We are baptised into the Trinity, as Jesus instructs the disciples in today’s Gospel reading. That is the task of the Church: to draw people into the communion of love with God who is love. By Baptism we are reborn into the life of God. By the Eucharist we become one communion of love. And so we become the Church, which is humanity being renewed in the image of God.
St Paul this morning sums up this new life in his final greeting to the Church at Corinth:
The grace of the Lord Jesus Christ, the love of God, and the communion of the Holy Spirit be with all of you.
The love of God which surpasses all human knowledge draws us, in Jesus, into God’s very life, and restores us in his image.

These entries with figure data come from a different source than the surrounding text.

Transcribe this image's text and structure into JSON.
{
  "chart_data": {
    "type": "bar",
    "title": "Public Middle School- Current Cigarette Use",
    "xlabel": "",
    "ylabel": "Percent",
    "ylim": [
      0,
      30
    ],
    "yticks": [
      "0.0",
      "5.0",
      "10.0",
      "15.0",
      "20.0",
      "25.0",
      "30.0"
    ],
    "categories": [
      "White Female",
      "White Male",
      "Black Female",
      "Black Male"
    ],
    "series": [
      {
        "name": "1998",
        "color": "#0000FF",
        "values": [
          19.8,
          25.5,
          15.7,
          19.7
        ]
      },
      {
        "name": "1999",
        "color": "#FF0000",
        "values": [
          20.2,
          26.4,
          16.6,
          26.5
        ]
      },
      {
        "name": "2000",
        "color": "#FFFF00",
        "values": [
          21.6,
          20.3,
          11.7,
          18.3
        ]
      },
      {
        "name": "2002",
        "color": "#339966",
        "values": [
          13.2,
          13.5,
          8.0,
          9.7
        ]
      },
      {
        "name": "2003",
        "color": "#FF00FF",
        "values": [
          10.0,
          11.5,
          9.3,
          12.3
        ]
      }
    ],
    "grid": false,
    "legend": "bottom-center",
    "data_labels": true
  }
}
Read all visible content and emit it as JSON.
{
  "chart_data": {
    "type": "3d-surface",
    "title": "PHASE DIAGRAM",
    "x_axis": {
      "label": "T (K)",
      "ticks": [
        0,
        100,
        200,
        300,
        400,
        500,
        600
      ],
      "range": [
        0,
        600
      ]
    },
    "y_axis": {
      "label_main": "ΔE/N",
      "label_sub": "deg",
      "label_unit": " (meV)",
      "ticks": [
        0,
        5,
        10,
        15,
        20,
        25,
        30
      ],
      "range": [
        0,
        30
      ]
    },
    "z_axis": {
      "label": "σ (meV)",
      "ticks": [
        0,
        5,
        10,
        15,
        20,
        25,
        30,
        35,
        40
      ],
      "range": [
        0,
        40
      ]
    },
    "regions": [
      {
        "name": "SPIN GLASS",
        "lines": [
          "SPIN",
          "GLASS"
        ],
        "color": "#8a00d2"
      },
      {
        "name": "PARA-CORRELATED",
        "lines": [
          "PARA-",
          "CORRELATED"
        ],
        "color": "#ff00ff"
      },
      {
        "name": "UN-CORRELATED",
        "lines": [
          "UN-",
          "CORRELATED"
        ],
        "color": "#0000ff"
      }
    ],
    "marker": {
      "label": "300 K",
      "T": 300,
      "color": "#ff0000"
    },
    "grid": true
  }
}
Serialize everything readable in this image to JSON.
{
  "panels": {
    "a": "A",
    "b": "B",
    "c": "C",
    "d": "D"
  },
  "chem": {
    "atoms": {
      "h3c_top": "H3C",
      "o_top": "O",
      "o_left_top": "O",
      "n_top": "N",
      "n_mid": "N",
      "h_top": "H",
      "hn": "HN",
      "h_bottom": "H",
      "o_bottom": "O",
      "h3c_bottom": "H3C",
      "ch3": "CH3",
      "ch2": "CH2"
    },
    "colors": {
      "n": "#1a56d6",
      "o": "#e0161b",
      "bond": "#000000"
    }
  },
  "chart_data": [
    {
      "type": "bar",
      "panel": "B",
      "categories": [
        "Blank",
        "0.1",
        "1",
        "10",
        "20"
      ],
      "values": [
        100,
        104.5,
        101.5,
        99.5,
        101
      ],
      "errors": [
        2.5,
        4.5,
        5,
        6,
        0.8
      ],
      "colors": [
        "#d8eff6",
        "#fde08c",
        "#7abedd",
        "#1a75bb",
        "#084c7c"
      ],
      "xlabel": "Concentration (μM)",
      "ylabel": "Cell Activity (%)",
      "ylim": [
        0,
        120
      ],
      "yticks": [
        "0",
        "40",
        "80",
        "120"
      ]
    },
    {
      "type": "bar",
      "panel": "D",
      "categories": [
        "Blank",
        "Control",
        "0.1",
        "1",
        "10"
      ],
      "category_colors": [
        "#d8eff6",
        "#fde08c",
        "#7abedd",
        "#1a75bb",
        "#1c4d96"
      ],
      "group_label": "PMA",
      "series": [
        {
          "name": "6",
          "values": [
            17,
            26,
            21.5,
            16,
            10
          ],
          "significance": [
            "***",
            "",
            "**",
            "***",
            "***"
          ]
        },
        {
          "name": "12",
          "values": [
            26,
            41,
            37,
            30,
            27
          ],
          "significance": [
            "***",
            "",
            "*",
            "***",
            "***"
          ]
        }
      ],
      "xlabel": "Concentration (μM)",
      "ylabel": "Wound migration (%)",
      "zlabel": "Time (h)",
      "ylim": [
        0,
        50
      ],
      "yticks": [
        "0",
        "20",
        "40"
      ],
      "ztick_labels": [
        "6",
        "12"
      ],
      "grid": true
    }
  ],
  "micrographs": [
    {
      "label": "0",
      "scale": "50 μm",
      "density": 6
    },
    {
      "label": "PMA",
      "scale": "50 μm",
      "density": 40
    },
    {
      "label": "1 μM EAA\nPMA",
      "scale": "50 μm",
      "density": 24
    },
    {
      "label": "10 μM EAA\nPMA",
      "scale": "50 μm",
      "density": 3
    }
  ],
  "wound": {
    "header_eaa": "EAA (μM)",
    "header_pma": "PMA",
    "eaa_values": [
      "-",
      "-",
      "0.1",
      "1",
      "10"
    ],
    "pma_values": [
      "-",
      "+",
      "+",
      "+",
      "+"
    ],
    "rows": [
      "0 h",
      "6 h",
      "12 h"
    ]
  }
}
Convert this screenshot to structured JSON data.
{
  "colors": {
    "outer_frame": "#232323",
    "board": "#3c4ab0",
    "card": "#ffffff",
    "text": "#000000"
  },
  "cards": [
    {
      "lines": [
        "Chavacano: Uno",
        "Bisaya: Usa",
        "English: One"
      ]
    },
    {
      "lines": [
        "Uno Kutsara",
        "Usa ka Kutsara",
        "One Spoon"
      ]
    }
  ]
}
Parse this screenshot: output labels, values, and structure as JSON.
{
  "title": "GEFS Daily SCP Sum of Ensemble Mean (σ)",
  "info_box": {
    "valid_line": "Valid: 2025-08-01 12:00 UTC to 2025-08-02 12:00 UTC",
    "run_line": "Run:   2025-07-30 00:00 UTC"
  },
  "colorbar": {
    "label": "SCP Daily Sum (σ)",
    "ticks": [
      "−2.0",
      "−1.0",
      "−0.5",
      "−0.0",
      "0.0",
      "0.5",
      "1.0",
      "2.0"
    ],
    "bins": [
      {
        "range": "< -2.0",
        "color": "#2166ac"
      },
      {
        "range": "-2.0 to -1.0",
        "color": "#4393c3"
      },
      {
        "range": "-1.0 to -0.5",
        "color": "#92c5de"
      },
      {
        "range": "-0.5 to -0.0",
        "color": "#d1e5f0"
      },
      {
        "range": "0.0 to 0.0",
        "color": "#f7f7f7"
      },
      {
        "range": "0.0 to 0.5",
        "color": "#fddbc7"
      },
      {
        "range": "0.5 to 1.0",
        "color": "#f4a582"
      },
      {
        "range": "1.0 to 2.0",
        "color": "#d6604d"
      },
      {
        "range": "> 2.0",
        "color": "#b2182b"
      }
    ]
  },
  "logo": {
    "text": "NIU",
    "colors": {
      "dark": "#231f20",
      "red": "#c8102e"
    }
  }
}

In Jesus we have received the Spirit of adoption by which we, too, can call God “Father”, and by which God calls us sons and daughters.
We cannot understand God. But love goes where understanding fails. God opens the heart of his love to us and invites us in. In Jesus, God calls to us as our Father. Jesus is God’s speech saying to humanity, not only that God is love, but that we are loved. Loved by the heart of our loving God, our creator and redeemer.
Loved so that we can become loving. Loved so that we can be drawn into the communion of love that is God. Loved so that we can by grace be transformed into God’s image. So that these words are addressed not just to Corinth but to the whole Church, which includes us:
The grace of the Lord Jesus Christ, the love of God, and the communion of the Holy Spirit be with all of you.